Furthermore, Dr. Kunadian and colleagues say, the study “raises questions as to how (and if) we can reduce this mortality rate for this group of patients.
“While portable defibrillator machines in public places have proven to be successful in saving lives,” they continue, “survival rates to hospital admission and to hospital discharge remain poor among [out-of- hospital cardiac arrest] patients (23.8% and 7.6%, respectively, from a meta-analysis of 79 studies). High-quality chest compression with minimal interruptions is vital for optimizing outcomes. Hence, a mechanical CPR device designed to provide consistent and uninterrupted chest compressions is an attractive proposition, but studies comparing it to manual CPR have yielded conflicting results. Prolonged CPR with extracorporeal membrane oxygenation in selected patients has been associated with acceptable survival rates and neurological outcomes.”

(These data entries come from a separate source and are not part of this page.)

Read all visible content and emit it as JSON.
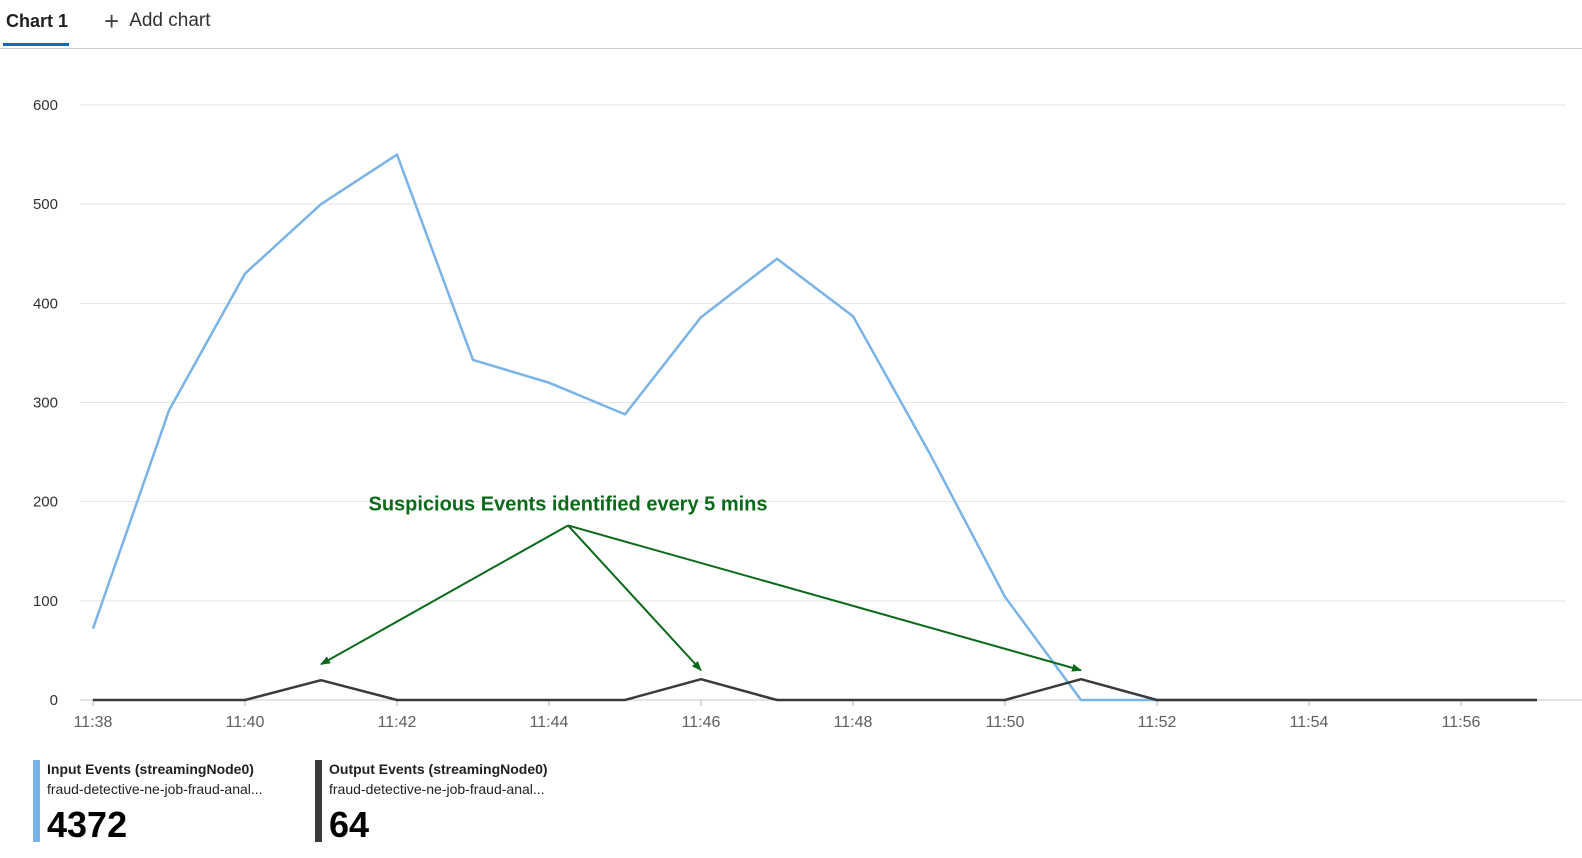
{
  "tabs": {
    "active": "Chart 1",
    "add_label": "Add chart"
  },
  "chart_data": {
    "type": "line",
    "title": "",
    "xlabel": "",
    "ylabel": "",
    "ylim": [
      0,
      600
    ],
    "yticks": [
      0,
      100,
      200,
      300,
      400,
      500,
      600
    ],
    "xticks": [
      "11:38",
      "11:40",
      "11:42",
      "11:44",
      "11:46",
      "11:48",
      "11:50",
      "11:52",
      "11:54",
      "11:56"
    ],
    "x": [
      "11:38",
      "11:39",
      "11:40",
      "11:41",
      "11:42",
      "11:43",
      "11:44",
      "11:45",
      "11:46",
      "11:47",
      "11:48",
      "11:49",
      "11:50",
      "11:51",
      "11:52",
      "11:53",
      "11:54",
      "11:55",
      "11:56",
      "11:57"
    ],
    "grid": true,
    "series": [
      {
        "name": "Input Events (streamingNode0)",
        "color": "#7ab3e8",
        "values": [
          72,
          292,
          430,
          500,
          550,
          343,
          320,
          288,
          386,
          445,
          387,
          250,
          104,
          0,
          0,
          0,
          0,
          0,
          0,
          0
        ]
      },
      {
        "name": "Output Events (streamingNode0)",
        "color": "#3b3a39",
        "values": [
          0,
          0,
          0,
          20,
          0,
          0,
          0,
          0,
          21,
          0,
          0,
          0,
          0,
          21,
          0,
          0,
          0,
          0,
          0,
          0
        ]
      }
    ],
    "annotation": {
      "text": "Suspicious Events identified every 5 mins",
      "color": "#0b6a1a",
      "origin": {
        "x": "11:44:15",
        "y": 176
      },
      "targets": [
        {
          "x": "11:41",
          "y": 36
        },
        {
          "x": "11:46",
          "y": 30
        },
        {
          "x": "11:51",
          "y": 30
        }
      ]
    }
  },
  "legend": [
    {
      "name": "Input Events (streamingNode0)",
      "resource": "fraud-detective-ne-job-fraud-anal...",
      "value": "4372",
      "color": "#7ab3e8"
    },
    {
      "name": "Output Events (streamingNode0)",
      "resource": "fraud-detective-ne-job-fraud-anal...",
      "value": "64",
      "color": "#3b3a39"
    }
  ]
}
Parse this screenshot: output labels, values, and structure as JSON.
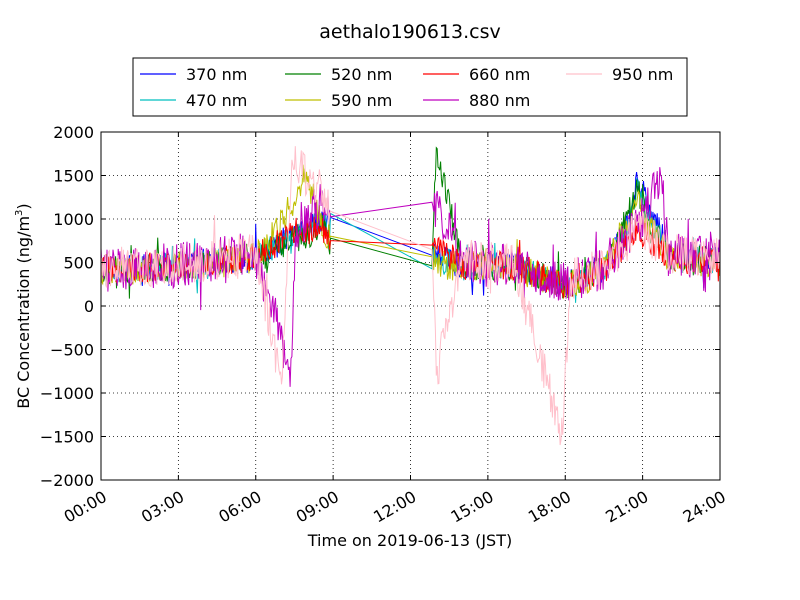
{
  "chart_data": {
    "type": "line",
    "title": "aethalo190613.csv",
    "xlabel": "Time on 2019-06-13 (JST)",
    "ylabel_main": "BC Concentration (ng/m",
    "ylabel_sup": "3",
    "ylabel_close": ")",
    "xlim": [
      0,
      24
    ],
    "ylim": [
      -2000,
      2000
    ],
    "x_unit": "hours (JST)",
    "x_ticks": [
      0,
      3,
      6,
      9,
      12,
      15,
      18,
      21,
      24
    ],
    "x_tick_labels": [
      "00:00",
      "03:00",
      "06:00",
      "09:00",
      "12:00",
      "15:00",
      "18:00",
      "21:00",
      "24:00"
    ],
    "y_ticks": [
      -2000,
      -1500,
      -1000,
      -500,
      0,
      500,
      1000,
      1500,
      2000
    ],
    "y_tick_labels": [
      "−2000",
      "−1500",
      "−1000",
      "−500",
      "0",
      "500",
      "1000",
      "1500",
      "2000"
    ],
    "grid": true,
    "legend_position": "top",
    "gap": [
      8.9,
      12.8
    ],
    "series": [
      {
        "name": "370 nm",
        "color": "#0000ff",
        "base": 460,
        "noise": 160,
        "anchors": [
          [
            0,
            420
          ],
          [
            3,
            470
          ],
          [
            5,
            540
          ],
          [
            6,
            570
          ],
          [
            7.5,
            820
          ],
          [
            8.6,
            1000
          ],
          [
            8.9,
            960
          ],
          [
            12.8,
            620
          ],
          [
            14,
            460
          ],
          [
            16,
            470
          ],
          [
            18,
            260
          ],
          [
            19.5,
            430
          ],
          [
            20.5,
            950
          ],
          [
            20.8,
            1450
          ],
          [
            21.3,
            1100
          ],
          [
            22,
            620
          ],
          [
            24,
            520
          ]
        ]
      },
      {
        "name": "470 nm",
        "color": "#00bfbf",
        "base": 450,
        "noise": 155,
        "anchors": [
          [
            0,
            410
          ],
          [
            3,
            460
          ],
          [
            5,
            520
          ],
          [
            6,
            560
          ],
          [
            7.5,
            800
          ],
          [
            8.6,
            960
          ],
          [
            8.9,
            920
          ],
          [
            12.8,
            560
          ],
          [
            14,
            450
          ],
          [
            16,
            460
          ],
          [
            18,
            240
          ],
          [
            19.5,
            420
          ],
          [
            20.5,
            900
          ],
          [
            20.8,
            1380
          ],
          [
            21.3,
            1000
          ],
          [
            22,
            600
          ],
          [
            24,
            510
          ]
        ]
      },
      {
        "name": "520 nm",
        "color": "#008000",
        "base": 440,
        "noise": 170,
        "anchors": [
          [
            0,
            400
          ],
          [
            3,
            450
          ],
          [
            5,
            520
          ],
          [
            6,
            560
          ],
          [
            7.5,
            780
          ],
          [
            8.6,
            900
          ],
          [
            8.9,
            700
          ],
          [
            12.8,
            320
          ],
          [
            13.0,
            1820
          ],
          [
            14,
            460
          ],
          [
            16,
            450
          ],
          [
            18,
            230
          ],
          [
            19.5,
            410
          ],
          [
            20.8,
            1320
          ],
          [
            21.3,
            950
          ],
          [
            22,
            580
          ],
          [
            24,
            500
          ]
        ]
      },
      {
        "name": "590 nm",
        "color": "#bfbf00",
        "base": 440,
        "noise": 175,
        "anchors": [
          [
            0,
            400
          ],
          [
            3,
            450
          ],
          [
            5,
            510
          ],
          [
            6,
            560
          ],
          [
            7.5,
            1200
          ],
          [
            7.9,
            1580
          ],
          [
            8.6,
            880
          ],
          [
            8.9,
            780
          ],
          [
            12.8,
            520
          ],
          [
            14,
            440
          ],
          [
            16,
            440
          ],
          [
            18,
            220
          ],
          [
            19.5,
            400
          ],
          [
            20.8,
            1250
          ],
          [
            21.3,
            900
          ],
          [
            22,
            560
          ],
          [
            24,
            480
          ]
        ]
      },
      {
        "name": "660 nm",
        "color": "#ff0000",
        "base": 460,
        "noise": 170,
        "anchors": [
          [
            0,
            420
          ],
          [
            3,
            460
          ],
          [
            5,
            530
          ],
          [
            6,
            580
          ],
          [
            7.5,
            860
          ],
          [
            8.6,
            900
          ],
          [
            8.9,
            760
          ],
          [
            12.8,
            720
          ],
          [
            14,
            470
          ],
          [
            16,
            460
          ],
          [
            18,
            240
          ],
          [
            19.5,
            420
          ],
          [
            20.8,
            880
          ],
          [
            21.3,
            760
          ],
          [
            22,
            560
          ],
          [
            24,
            500
          ]
        ]
      },
      {
        "name": "880 nm",
        "color": "#bf00bf",
        "base": 470,
        "noise": 260,
        "anchors": [
          [
            0,
            420
          ],
          [
            3,
            470
          ],
          [
            5,
            560
          ],
          [
            6,
            600
          ],
          [
            7.3,
            -700
          ],
          [
            7.6,
            900
          ],
          [
            8.6,
            1200
          ],
          [
            8.9,
            1100
          ],
          [
            12.8,
            1240
          ],
          [
            14,
            520
          ],
          [
            16,
            480
          ],
          [
            18,
            260
          ],
          [
            19.5,
            440
          ],
          [
            20.8,
            920
          ],
          [
            21.7,
            1500
          ],
          [
            22,
            600
          ],
          [
            24,
            520
          ]
        ]
      },
      {
        "name": "950 nm",
        "color": "#ffc0cb",
        "base": 480,
        "noise": 240,
        "anchors": [
          [
            0,
            430
          ],
          [
            3,
            480
          ],
          [
            5,
            560
          ],
          [
            6,
            620
          ],
          [
            7.0,
            -900
          ],
          [
            7.4,
            1680
          ],
          [
            8.6,
            1300
          ],
          [
            8.9,
            1100
          ],
          [
            12.8,
            1080
          ],
          [
            13.0,
            -800
          ],
          [
            14,
            520
          ],
          [
            16,
            480
          ],
          [
            17.9,
            -1480
          ],
          [
            18.2,
            300
          ],
          [
            19.5,
            440
          ],
          [
            20.8,
            900
          ],
          [
            22,
            620
          ],
          [
            24,
            540
          ]
        ]
      }
    ]
  }
}
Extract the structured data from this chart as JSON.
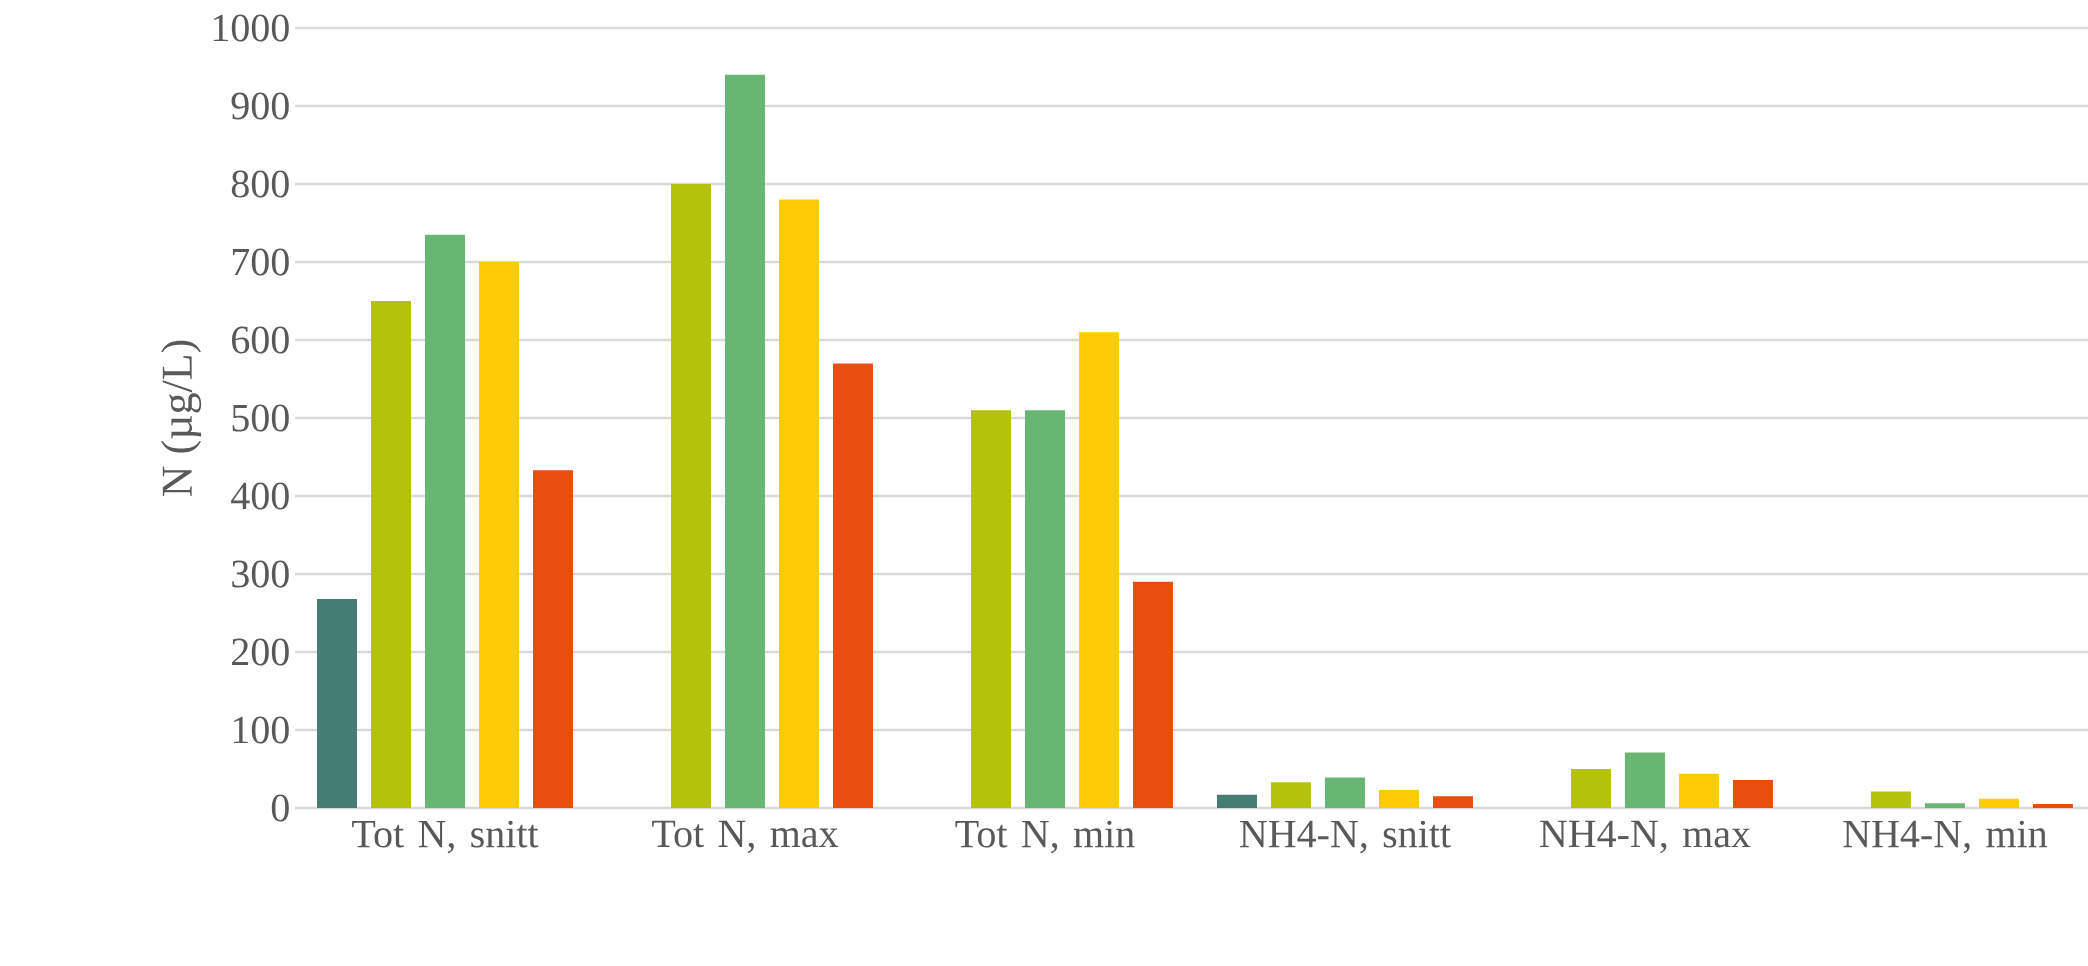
{
  "chart_data": {
    "type": "bar",
    "ylabel": "N (µg/L)",
    "categories": [
      "Tot N, snitt",
      "Tot N, max",
      "Tot N, min",
      "NH4-N, snitt",
      "NH4-N, max",
      "NH4-N, min"
    ],
    "series": [
      {
        "color": "#467d73",
        "values": [
          268,
          null,
          null,
          17,
          null,
          null
        ]
      },
      {
        "color": "#b5c20a",
        "values": [
          650,
          800,
          510,
          33,
          50,
          21
        ]
      },
      {
        "color": "#67b772",
        "values": [
          735,
          940,
          510,
          39,
          71,
          6
        ]
      },
      {
        "color": "#ffcb05",
        "values": [
          700,
          780,
          610,
          23,
          44,
          12
        ]
      },
      {
        "color": "#e84e0f",
        "values": [
          433,
          570,
          290,
          15,
          36,
          5
        ]
      }
    ],
    "ylim": [
      0,
      1000
    ],
    "yticks": [
      0,
      100,
      200,
      300,
      400,
      500,
      600,
      700,
      800,
      900,
      1000
    ],
    "grid": "y"
  }
}
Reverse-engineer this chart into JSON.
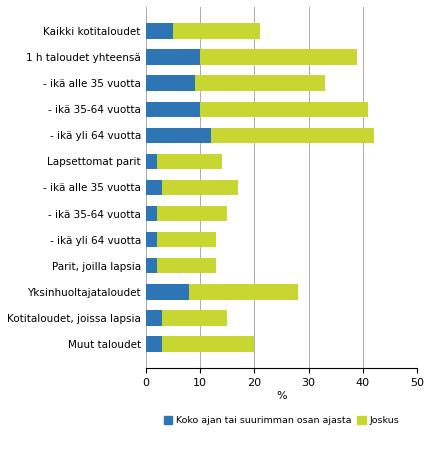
{
  "categories": [
    "Kaikki kotitaloudet",
    "1 h taloudet yhteensä",
    "- ikä alle 35 vuotta",
    "- ikä 35-64 vuotta",
    "- ikä yli 64 vuotta",
    "Lapsettomat parit",
    "- ikä alle 35 vuotta",
    "- ikä 35-64 vuotta",
    "- ikä yli 64 vuotta",
    "Parit, joilla lapsia",
    "Yksinhuoltajataloudet",
    "Kotitaloudet, joissa lapsia",
    "Muut taloudet"
  ],
  "blue_values": [
    5,
    10,
    9,
    10,
    12,
    2,
    3,
    2,
    2,
    2,
    8,
    3,
    3
  ],
  "green_values": [
    16,
    29,
    24,
    31,
    30,
    12,
    14,
    13,
    11,
    11,
    20,
    12,
    17
  ],
  "blue_color": "#2E75B6",
  "green_color": "#C7D630",
  "legend_blue": "Koko ajan tai suurimman osan ajasta",
  "legend_green": "Joskus",
  "xlabel": "%",
  "xlim": [
    0,
    50
  ],
  "xticks": [
    0,
    10,
    20,
    30,
    40,
    50
  ],
  "bar_height": 0.6,
  "grid_color": "#AAAAAA",
  "background_color": "#FFFFFF",
  "label_fontsize": 7.5,
  "tick_fontsize": 8.0
}
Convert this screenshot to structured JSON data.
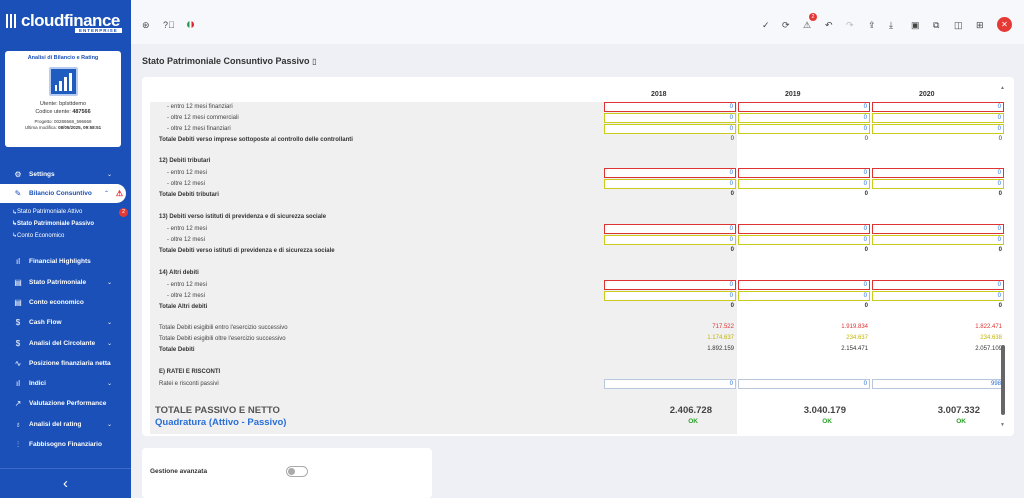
{
  "brand": {
    "name": "cloudfinance",
    "sub": "ENTERPRISE"
  },
  "card": {
    "title": "Analisi di Bilancio e Rating",
    "icon_caption": "ANALISI DI BILANCIO E RATING",
    "user": "Utente: bplsttdemo",
    "code_label": "Codice utente: ",
    "code": "487566",
    "project": "Progetto: 00286568_596668",
    "modified_label": "Ultima modifica: ",
    "modified": "08/05/2025, 09:58:51"
  },
  "nav": {
    "settings": "Settings",
    "bilancio": "Bilancio Consuntivo",
    "sub": [
      "Stato Patrimoniale Attivo",
      "Stato Patrimoniale Passivo",
      "Conto Economico"
    ],
    "sub_badge": "2",
    "items": [
      "Financial Highlights",
      "Stato Patrimoniale",
      "Conto economico",
      "Cash Flow",
      "Analisi del Circolante",
      "Posizione finanziaria netta",
      "Indici",
      "Valutazione Performance",
      "Analisi del rating",
      "Fabbisogno Finanziario"
    ],
    "collapse": "‹"
  },
  "toolbar": {
    "warning_badge": "2"
  },
  "page": {
    "title": "Stato Patrimoniale Consuntivo Passivo"
  },
  "years": [
    "2018",
    "2019",
    "2020"
  ],
  "rows": [
    {
      "label": "- entro 12 mesi finanziari",
      "v": [
        "0",
        "0",
        "0"
      ],
      "kind": "red",
      "ind": true
    },
    {
      "label": "- oltre 12 mesi commerciali",
      "v": [
        "0",
        "0",
        "0"
      ],
      "kind": "in",
      "ind": true
    },
    {
      "label": "- oltre 12 mesi finanziari",
      "v": [
        "0",
        "0",
        "0"
      ],
      "kind": "in",
      "ind": true
    },
    {
      "label": "Totale Debiti verso imprese sottoposte al controllo delle controllanti",
      "v": [
        "0",
        "0",
        "0"
      ],
      "kind": "t",
      "bold": true
    },
    {
      "label": "12) Debiti tributari",
      "v": [
        "",
        "",
        ""
      ],
      "kind": "none",
      "bold": true
    },
    {
      "label": "- entro 12 mesi",
      "v": [
        "0",
        "0",
        "0"
      ],
      "kind": "red",
      "ind": true
    },
    {
      "label": "- oltre 12 mesi",
      "v": [
        "0",
        "0",
        "0"
      ],
      "kind": "in",
      "ind": true
    },
    {
      "label": "Totale Debiti tributari",
      "v": [
        "0",
        "0",
        "0"
      ],
      "kind": "tb",
      "bold": true
    },
    {
      "label": "13) Debiti verso istituti di previdenza e di sicurezza sociale",
      "v": [
        "",
        "",
        ""
      ],
      "kind": "none",
      "bold": true
    },
    {
      "label": "- entro 12 mesi",
      "v": [
        "0",
        "0",
        "0"
      ],
      "kind": "red",
      "ind": true
    },
    {
      "label": "- oltre 12 mesi",
      "v": [
        "0",
        "0",
        "0"
      ],
      "kind": "in",
      "ind": true
    },
    {
      "label": "Totale Debiti verso istituti di previdenza e di sicurezza sociale",
      "v": [
        "0",
        "0",
        "0"
      ],
      "kind": "tb",
      "bold": true
    },
    {
      "label": "14) Altri debiti",
      "v": [
        "",
        "",
        ""
      ],
      "kind": "none",
      "bold": true
    },
    {
      "label": "- entro 12 mesi",
      "v": [
        "0",
        "0",
        "0"
      ],
      "kind": "red",
      "ind": true
    },
    {
      "label": "- oltre 12 mesi",
      "v": [
        "0",
        "0",
        "0"
      ],
      "kind": "in",
      "ind": true
    },
    {
      "label": "Totale Altri debiti",
      "v": [
        "0",
        "0",
        "0"
      ],
      "kind": "tb",
      "bold": true
    },
    {
      "label": "Totale Debiti esigibili entro l'esercizio successivo",
      "v": [
        "717.522",
        "1.919.834",
        "1.822.471"
      ],
      "kind": "r"
    },
    {
      "label": "Totale Debiti esigibili oltre l'esercizio successivo",
      "v": [
        "1.174.637",
        "234.637",
        "234.638"
      ],
      "kind": "y"
    },
    {
      "label": "Totale Debiti",
      "v": [
        "1.892.159",
        "2.154.471",
        "2.057.109"
      ],
      "kind": "t",
      "bold": true
    },
    {
      "label": "E) RATEI E RISCONTI",
      "v": [
        "",
        "",
        ""
      ],
      "kind": "none",
      "bold": true
    },
    {
      "label": "Ratei e risconti passivi",
      "v": [
        "0",
        "0",
        "998"
      ],
      "kind": "blue"
    }
  ],
  "totals": {
    "label": "TOTALE PASSIVO E NETTO",
    "values": [
      "2.406.728",
      "3.040.179",
      "3.007.332"
    ],
    "check_label": "Quadratura (Attivo - Passivo)",
    "check": [
      "OK",
      "OK",
      "OK"
    ]
  },
  "advanced": {
    "label": "Gestione avanzata"
  }
}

Study Highlights ‘Grim Prognosis’
In a telephone interview with TCTMD, Sripal Bangalore, MD, MHA, of New York University School of Medicine (New York, NY), said studies such as this “unfortunately emphasize the grim prognosis of these patients.”
While the findings are not surprising, he continued, the ability to link patient location at time of arrest to increased mortality provides an important message about “timely intervention and making sure that everything possible is being done to improve prognosis in these patients.”
Likewise, Dr. Kunadian and colleagues say their study “reiterates the need regarding general public education on seeking help (immediate call for help from emergency services) and prompt initiation of resuscitation in order to improve outcomes.”
Dr. Bangalore agreed, stressing that the main message “is clearly for the public and for the bystanders that every second counts.” Though for interventional cardiologists, he added the message is that out-of-hospital cardiac arrest before an ambulance arrives is not the same as cardiac arrest occurring anywhere else.
“From my perspective, knowing that the cardiac arrest occurred before ambulance arrival might very well influence the treatment we undertake,” he commented. Dr. Bangalore added that the number of patients included in the study that arrested in the cath lab and died is surprising and deserves further research.
Kunadian V, Bawamia B, Maznyczka A, et al. Outcomes following primary percutaneous coronary intervention in the setting of cardiac arrest: a registry database study. Eur Heart J: Acute Cardiovasc Care. 2014;Epub ahead of print.
- Dr. Kunadian reports no relevant conflicts of interest.
- Dr. Bangalore reports receiving research grant support from Abbott Vascular and the National Heart, Lung, and Blood Institute and serving as a consultant to Abbott, Abbott Vascular, Boehringer Ingelheim, Daiichi-Sankyo, Gilead, and Pfizer.